At some point, someone somewhere is bound to ask the obvious question: Is Angel Lam a young Hong Kong woman who lives in America, or a young American woman who was born in Hong Kong? Having divided her life almost evenly between two cultures, she usually answers "both"—but that will hardly please the identity purists.
As Lam herself admits, her Chinese side has largely steered her artistry. ("I find myself drawn much more to stories from Chinese history than the Boston Tea Party or the American Civil War," she says.) That may partly be the "James Joyce factor," since the novelist claimed he was never more Irish than when he lived in Paris. But Lam, in fact, has such a thorough Hong Kong profile that her life story could be approved by the city's Legislative Council.
The daughter of a small-businessman father and a financier mother, Lam relocated with her family from Hong Kong to southern California after 1989, returning to the territory shortly before the handover to China. After her undergraduate studies at the HK Academy of Performing Arts, the overachiever left to pursue two master's degrees at Baltimore's Peabody Conservatory and is currently a doctoral candidate at Peabody and an artist diploma candidate at Yale University.
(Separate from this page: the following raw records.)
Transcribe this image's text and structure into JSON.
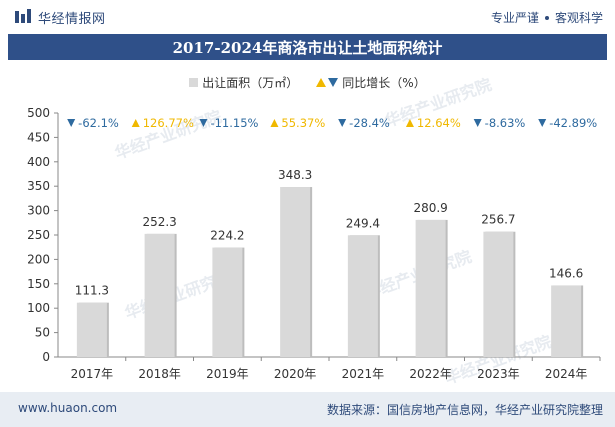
{
  "header": {
    "brand_name": "华经情报网",
    "tagline_left": "专业严谨",
    "tagline_right": "客观科学"
  },
  "footer": {
    "url": "www.huaon.com",
    "source": "数据来源：国信房地产信息网，华经产业研究院整理"
  },
  "watermark": "华经产业研究院",
  "colors": {
    "title_bg": "#2f5089",
    "bar": "#d9d9d9",
    "up": "#f0b800",
    "down": "#2e6a9f"
  },
  "chart_data": {
    "type": "bar",
    "title": "2017-2024年商洛市出让土地面积统计",
    "categories": [
      "2017年",
      "2018年",
      "2019年",
      "2020年",
      "2021年",
      "2022年",
      "2023年",
      "2024年"
    ],
    "series": [
      {
        "name": "出让面积（万㎡）",
        "values": [
          111.3,
          252.3,
          224.2,
          348.3,
          249.4,
          280.9,
          256.7,
          146.6
        ]
      }
    ],
    "growth": {
      "name": "同比增长（%）",
      "labels": [
        "-62.1%",
        "126.77%",
        "-11.15%",
        "55.37%",
        "-28.4%",
        "12.64%",
        "-8.63%",
        "-42.89%"
      ],
      "direction": [
        "down",
        "up",
        "down",
        "up",
        "down",
        "up",
        "down",
        "down"
      ]
    },
    "yticks": [
      "0",
      "50",
      "100",
      "150",
      "200",
      "250",
      "300",
      "350",
      "400",
      "450",
      "500"
    ],
    "ylim": [
      0,
      500
    ],
    "legend_position": "top-center",
    "grid": false
  }
}
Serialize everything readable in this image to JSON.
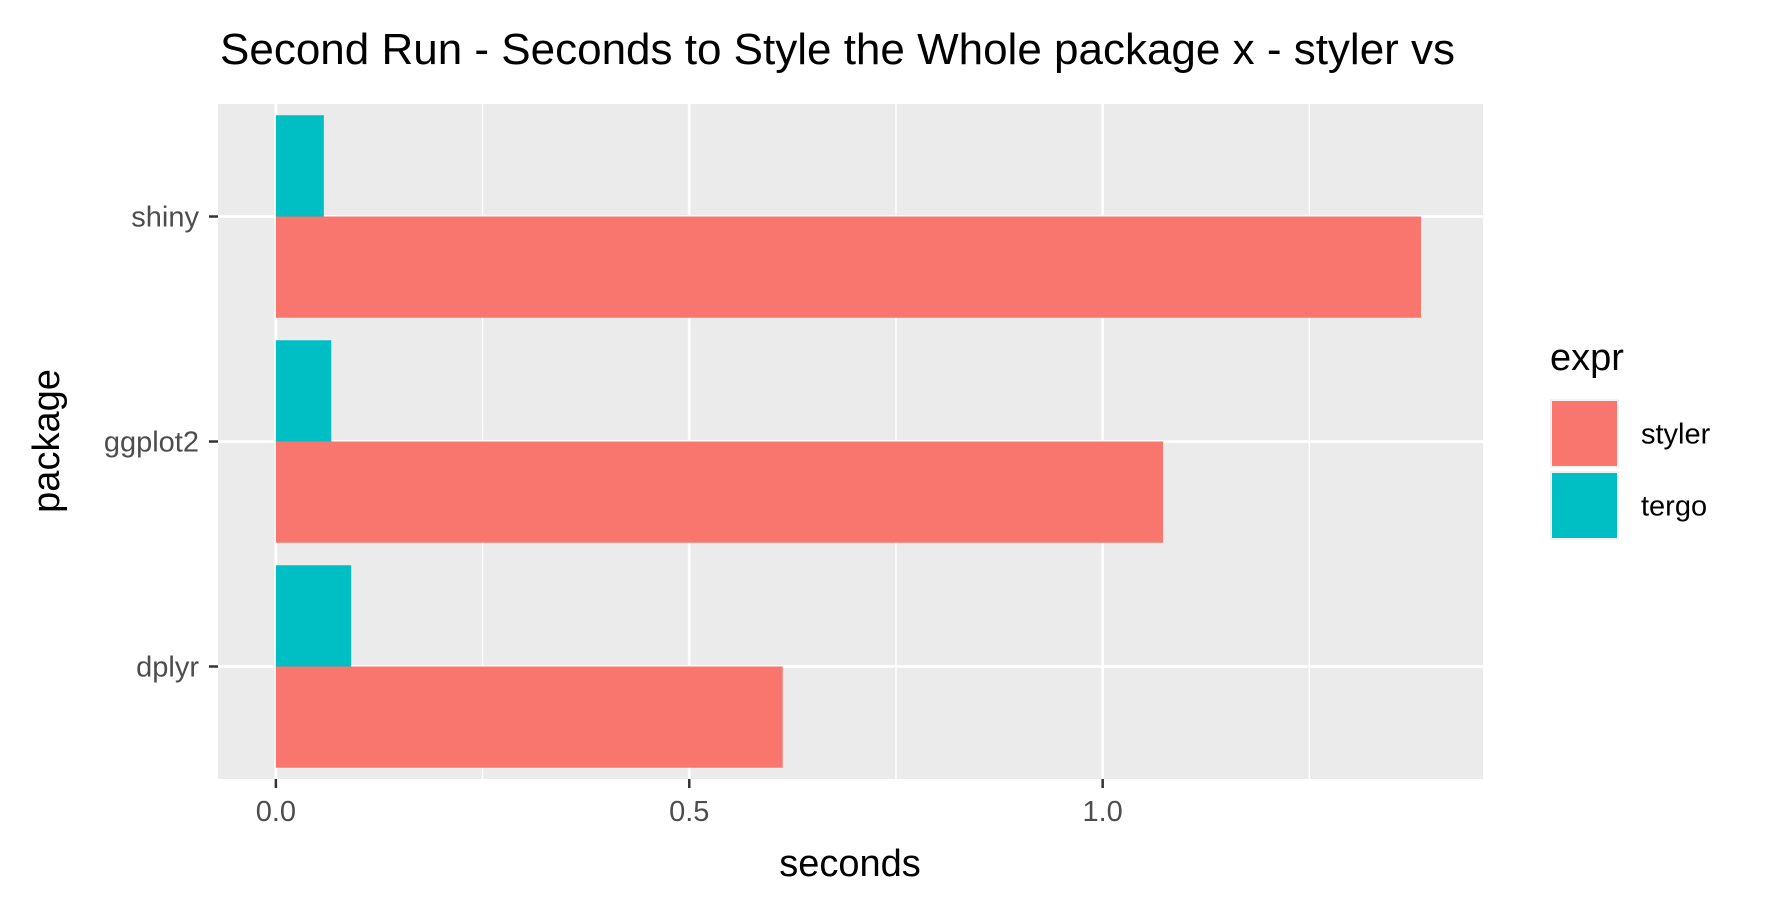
{
  "chart_data": {
    "type": "bar",
    "orientation": "horizontal",
    "position": "dodge",
    "title": "Second Run - Seconds to Style the Whole package x - styler vs",
    "xlabel": "seconds",
    "ylabel": "package",
    "categories": [
      "dplyr",
      "ggplot2",
      "shiny"
    ],
    "series": [
      {
        "name": "styler",
        "color": "#F8766D",
        "values": [
          0.613,
          1.073,
          1.385
        ]
      },
      {
        "name": "tergo",
        "color": "#00BFC4",
        "values": [
          0.091,
          0.067,
          0.058
        ]
      }
    ],
    "xlim": [
      -0.07,
      1.46
    ],
    "xticks": [
      0.0,
      0.5,
      1.0
    ],
    "xtick_labels": [
      "0.0",
      "0.5",
      "1.0"
    ],
    "grid": true,
    "legend": {
      "title": "expr",
      "position": "right"
    },
    "colors": {
      "panel_background": "#EBEBEB",
      "gridline": "#FFFFFF"
    }
  }
}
From where I'm sitting, though—in Ho Man Tin, Kowloon, to be precise, halfway between her father's tropical fish store in Kowloon Tong and her mother's banking firm in the city's Central District—the composer has removed all doubt about which side dominates. When we met for tea last summer in Wan Chai, Lam admitted that she came back to Hong Kong not only to finish composing her piece, but also to have the dress for her Carnegie Hall debut made across the border in Shenzhen, where large numbers of Hong Kong residents regularly seek out bargain goods. My Cantonese mother-in-law would be proud.